Virtual spaces serve as sanctuaries for like-minded bodies. They provide a connection to other similar bodies that would otherwise have no support through traditional physical space. I personally rely on a virtual community for support regarding my lifestyle choice, as there is no physical space in my geographic location that provides connection to other like-minded bodies and support in this realm. My embodiment of these virtual communities on YouTube and Instagram have become habitual routes of travel forming my unconscious perception through my perceived space. When I am in these virtual community spaces I feel connection, support, ease, happiness, and belonging, creating a sense of home that can be felt through my embodiment online and in the physical space I inhabit at the time: sensory inscribed body. (Farman) Whether the online bodies are authentic is subjective. Some online bodies are more authentic than their physical counter-parts. For example, many introverts become extroverts when expressing themselves and connecting with others in online space, whilst in the comfort of their own personal physical space in solitude. Western culture is built on the belief that authenticity exists, and is of great importance. People are obsessed with knowing the real truth. There is a heightened fear of “fake” people, or becoming fake yourself that drives this obsession, feeding consumerism as a solution for authenticity. Authenticity of online and physical bodies is an erroneous myth. Other bodies cannot decide the authenticity of someone’s embodiment due to intersubjectivity. (Farman)
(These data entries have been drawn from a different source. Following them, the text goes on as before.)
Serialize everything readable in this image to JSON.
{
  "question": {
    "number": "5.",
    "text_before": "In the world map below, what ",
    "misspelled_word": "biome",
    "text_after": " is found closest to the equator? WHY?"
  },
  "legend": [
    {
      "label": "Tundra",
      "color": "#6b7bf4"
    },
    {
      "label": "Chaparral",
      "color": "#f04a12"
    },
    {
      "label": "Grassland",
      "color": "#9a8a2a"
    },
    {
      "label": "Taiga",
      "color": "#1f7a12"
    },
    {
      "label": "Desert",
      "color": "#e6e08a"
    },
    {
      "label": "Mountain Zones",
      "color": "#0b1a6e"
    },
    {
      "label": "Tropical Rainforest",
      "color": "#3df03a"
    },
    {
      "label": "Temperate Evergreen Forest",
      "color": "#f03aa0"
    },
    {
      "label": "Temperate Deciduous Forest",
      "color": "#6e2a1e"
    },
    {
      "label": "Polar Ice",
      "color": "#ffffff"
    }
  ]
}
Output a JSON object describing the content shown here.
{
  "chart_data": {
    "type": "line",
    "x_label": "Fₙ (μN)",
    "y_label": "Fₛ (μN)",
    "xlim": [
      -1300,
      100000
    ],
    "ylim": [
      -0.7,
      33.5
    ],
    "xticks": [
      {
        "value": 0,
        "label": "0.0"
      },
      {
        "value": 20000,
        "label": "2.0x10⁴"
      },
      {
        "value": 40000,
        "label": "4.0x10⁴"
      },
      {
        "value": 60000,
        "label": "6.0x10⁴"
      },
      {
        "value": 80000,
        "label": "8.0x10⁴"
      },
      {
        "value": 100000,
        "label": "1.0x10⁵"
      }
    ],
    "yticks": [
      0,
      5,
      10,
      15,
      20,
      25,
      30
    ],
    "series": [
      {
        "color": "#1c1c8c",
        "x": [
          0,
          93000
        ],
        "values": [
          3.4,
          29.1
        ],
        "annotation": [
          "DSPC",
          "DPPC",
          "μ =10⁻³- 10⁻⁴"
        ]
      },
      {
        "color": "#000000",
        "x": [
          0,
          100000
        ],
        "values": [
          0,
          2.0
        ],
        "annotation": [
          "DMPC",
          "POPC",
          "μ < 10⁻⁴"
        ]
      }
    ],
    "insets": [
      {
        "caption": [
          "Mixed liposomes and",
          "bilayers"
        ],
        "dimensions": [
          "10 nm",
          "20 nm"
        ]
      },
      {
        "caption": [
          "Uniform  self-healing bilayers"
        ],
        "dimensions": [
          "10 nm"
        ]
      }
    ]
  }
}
The downfall to this lack of a social border that the physical world is tainted with is that it opens the doors to shaming, hatred, prejudice and violence through surveillance and sousveillance. In this refuge, where spaces are co-created by like-minded bodies, there also exist bodies with opposing cultural beliefs and perceptions. Because of the encouragement for “freer” communication with other virtual bodies, opposing bodies often say more exaggerated claims than they would ever consider doing in the physical world.
The regulations to keep online communities in-check is as un-just as the laws to enforce “peace” in physical space. They are corrupted by double standards, bias, whiteness, sexism, and heterosexual normality.
Virtual space has many of the same dimensions and characteristics of physical space and should be thought of with equal importance. Virtual bodies are authentic embodiments of physical bodies and online lives should not be dismissed as less important.
Is it possible to construct a fair system of conduct online without taking away bodies’ right to express themselves, or any forms of oppression?
Why is it that bodies are so concerned with the authenticity of other bodies and representations of themselves? When online bodies are created through virtual embodiment, even if their online body is completely different from their physical counter-part, isn’t there still authenticity to the online embodiment if they are creating it with?
Lefebrve, Henri. “The Production of Space.” In Gieseking, Jen J. And William Mangold, (Eds.), The People, Place, and Space Reader. (289-293). London: Routledge.
Farman, Jason. (2012). Mobile Interface Theory Ch. 1 “Embodiment and the Mobile Interface” (16-34) London: Routledge.
Greenwald, Richard. “Why Is ‘Authenticity’ So Central To Urban Culture?” City Lab. 31 Jan. 2013. Web. 29 March. 2015.